Anschließend besuchten wir das Stadion von Deportivo Cali, um mit den Fans von Deportivo Cali ins Gespräch zu kommen und ein Spiel zu sehen. Die Atmosphäre war sehr angespannt, da sich der Verein in einer Krise befindet und die Fans unzufrieden sind. Einige Fangruppen durften gar nicht ins Stadion, während andere das Spiel boykottierten und vor dem Stadion demonstrierten. Dementsprechend waren nur sehr wenige Menschen im Stadion. Die Fans beschimpften ihre Spieler ununterbrochen, und am Ende wurden Gegenstände auf das Spielfeld geworfen. Auch außerhalb des Stadions war die Stimmung aufgeheizt. Während des Spiels hörten wir bereits „Explosionen“, die wie Feuerwerkskörper klangen, und einige scherzten, dass es ihr Auto sein könnte, das explodiert sei. Nach dem Spiel gerieten Fans in Auseinandersetzungen, und die Polizei griff ein. Anny berichtete während des gesamten Spiels über Fan- und Polizeigewalt und wir erhielten einen Einblick in ihre Rolle während der Spiele. Von den Fans um uns herum erfuhren wir in Gesprächen etwas mehr über die Fankultur in Cali.
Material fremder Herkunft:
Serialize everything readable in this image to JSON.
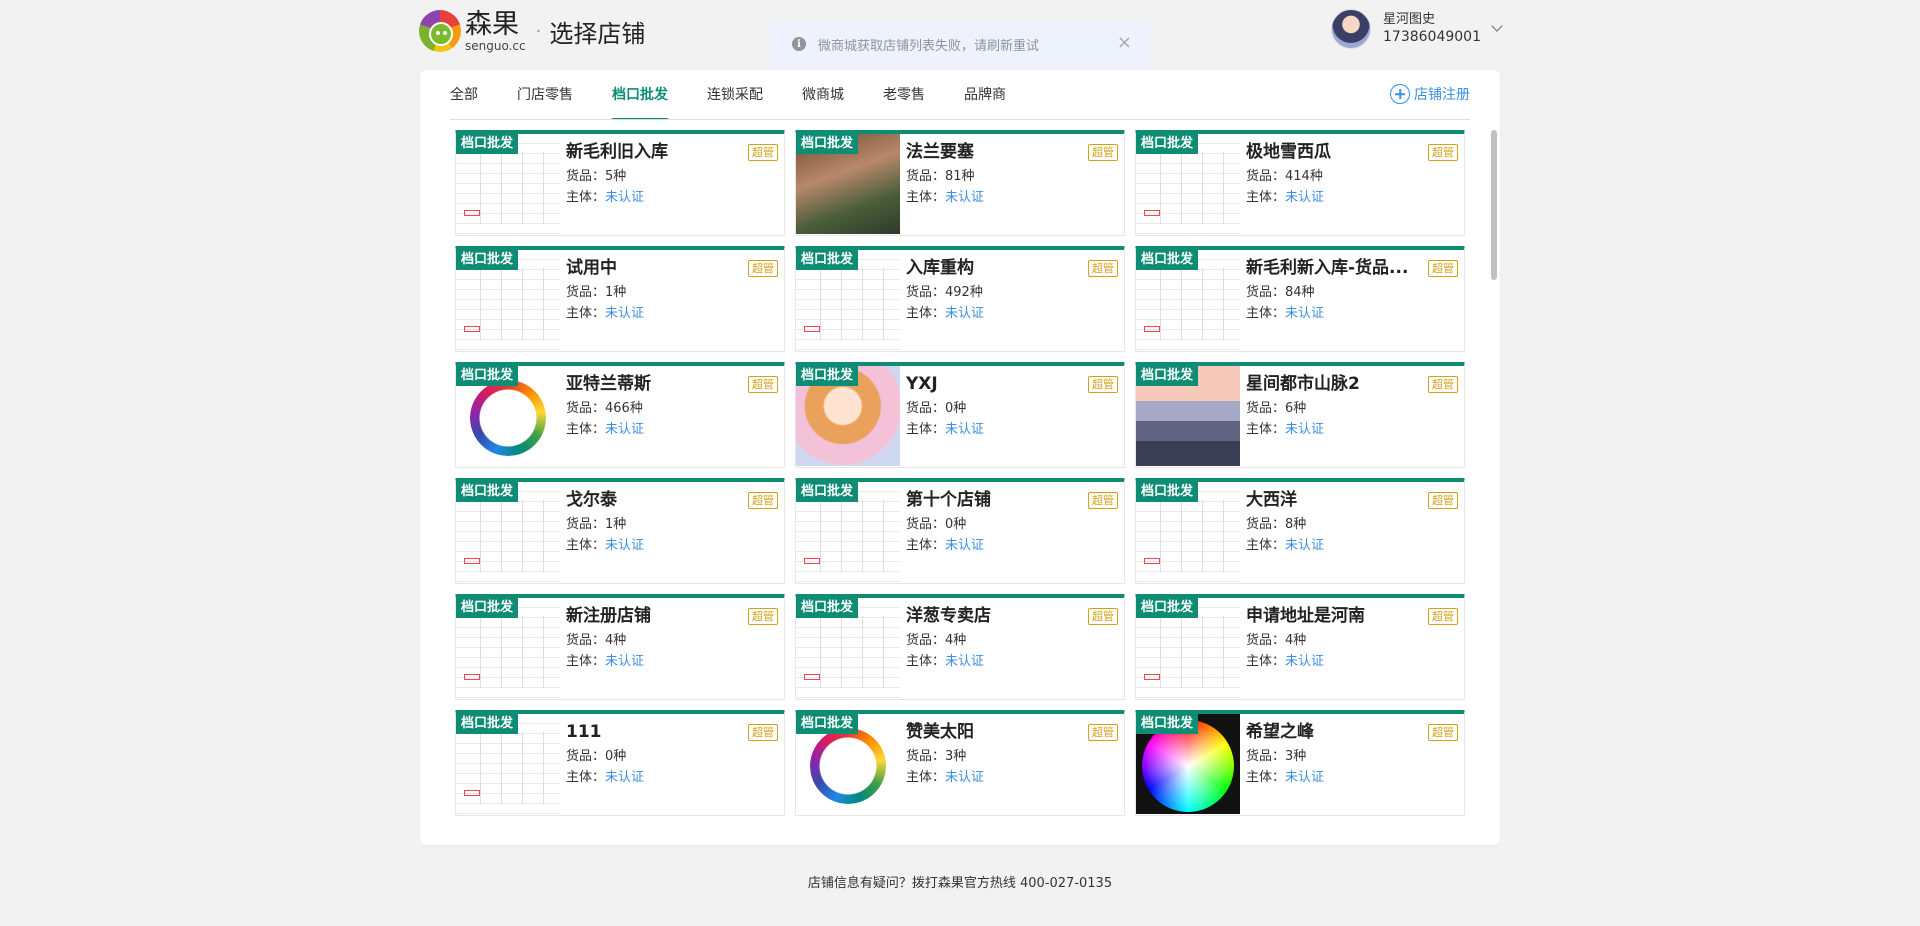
{
  "app": {
    "logo_cn": "森果",
    "logo_en": "senguo.cc",
    "separator": "·",
    "page_title": "选择店铺"
  },
  "toast": {
    "message": "微商城获取店铺列表失败，请刷新重试",
    "close": "×"
  },
  "user": {
    "name": "星河图史",
    "phone": "17386049001"
  },
  "tabs": [
    {
      "label": "全部"
    },
    {
      "label": "门店零售"
    },
    {
      "label": "档口批发",
      "active": true
    },
    {
      "label": "连锁采配"
    },
    {
      "label": "微商城"
    },
    {
      "label": "老零售"
    },
    {
      "label": "品牌商"
    }
  ],
  "register_label": "店铺注册",
  "labels": {
    "goods": "货品：",
    "entity": "主体：",
    "tag": "档口批发",
    "badge": "超管",
    "status": "未认证"
  },
  "stores": [
    {
      "name": "新毛利旧入库",
      "goods": "5种",
      "thumb": "th-doc"
    },
    {
      "name": "法兰要塞",
      "goods": "81种",
      "thumb": "th-forest"
    },
    {
      "name": "极地雪西瓜",
      "goods": "414种",
      "thumb": "th-doc"
    },
    {
      "name": "试用中",
      "goods": "1种",
      "thumb": "th-doc"
    },
    {
      "name": "入库重构",
      "goods": "492种",
      "thumb": "th-doc"
    },
    {
      "name": "新毛利新入库-货品...",
      "goods": "84种",
      "thumb": "th-doc"
    },
    {
      "name": "亚特兰蒂斯",
      "goods": "466种",
      "thumb": "th-wheel"
    },
    {
      "name": "YXJ",
      "goods": "0种",
      "thumb": "th-anime"
    },
    {
      "name": "星间都市山脉2",
      "goods": "6种",
      "thumb": "th-mountain"
    },
    {
      "name": "戈尔泰",
      "goods": "1种",
      "thumb": "th-doc"
    },
    {
      "name": "第十个店铺",
      "goods": "0种",
      "thumb": "th-doc"
    },
    {
      "name": "大西洋",
      "goods": "8种",
      "thumb": "th-doc"
    },
    {
      "name": "新注册店铺",
      "goods": "4种",
      "thumb": "th-doc"
    },
    {
      "name": "洋葱专卖店",
      "goods": "4种",
      "thumb": "th-doc"
    },
    {
      "name": "申请地址是河南",
      "goods": "4种",
      "thumb": "th-doc"
    },
    {
      "name": "111",
      "goods": "0种",
      "thumb": "th-doc"
    },
    {
      "name": "赞美太阳",
      "goods": "3种",
      "thumb": "th-wheel"
    },
    {
      "name": "希望之峰",
      "goods": "3种",
      "thumb": "th-colorwheel"
    }
  ],
  "footer": "店铺信息有疑问？拨打森果官方热线 400-027-0135",
  "colors": {
    "brand_green": "#0f8d74",
    "link_blue": "#3a8ee6",
    "badge_gold": "#d4a017"
  }
}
Tag 5 – Einblicke in die Escuelita Popular

Der fünfte Tag begann für uns früh mit einem Besuch in der Escuelita Popular der Fundación un Distito en Paz. Zunächst spielten wir Fußball mit den Kindern, gefolgt von einer Unterrichtsstunde, in der die Kinder ihre Definitionen von „Respekt“ präsentierten. Es war unglaublich interessant und beeindruckend zu sehen, was die Kinder sich überlegt hatten. Nach einer kurzen Pause und einem Snack folgte eine Phase des freien Spiels. Die Kinder brachten uns lokale Spiele bei, zeigten uns die Umgebung der Escuelita und spielten selbstständig. Zum Abschluss des Vormittags kamen alle zusammen, um ein paar gemeinsame Spiele zu spielen. Die Kinder wünschten sich Spiele zu lernen, die wir in Deutschland spielen. Also spielten wir gemeinsam zwei Spiele, die auch im Sport- und Spielewörterbuch der DJK Sportjugend zu finden sind. Am Ende brachten die Fachkräfte die Kinder nach Hause, und wir begleiteten sie. Dieser Vormittag war unglaublich eindrucksvoll. Die meisten Fachkräfte arbeiten ehrenamtlich und möchten durch die außerschulische Bildung der Kinder ihre Gemeinschaft stärken, insbesondere in den Bereichen Ernährung, Selbstbewusstsein und Empowerment.

Beim Mittagessen tauschten wir uns über das Programm und ähnliche Projekte in Deutschland aus und sprachen über gemeinsame Ideen und Herausforderungen. Anschließend kehrten wir ins Hotel zurück, nahmen eine Dusche, holten uns Kuchen in unserem Lieblingscafé und trafen uns mit Anny, um den Bulevar del Río zu erkunden. Dort trafen wir ein Paar, das eine Stiftung zur Drogenprävention leitet und jungen Menschen hilft, die bereits mit Suchtproblemen kämpfen. Sie erzählten uns von ihrer Arbeit mit den Kindern und Jugendlichen und gaben Einblicke in die Präventionsarbeit in Schulen. Den Abend ließen wir gemeinsam bei einer Open-Air-Salsa-Party auf der Straße ausklingen.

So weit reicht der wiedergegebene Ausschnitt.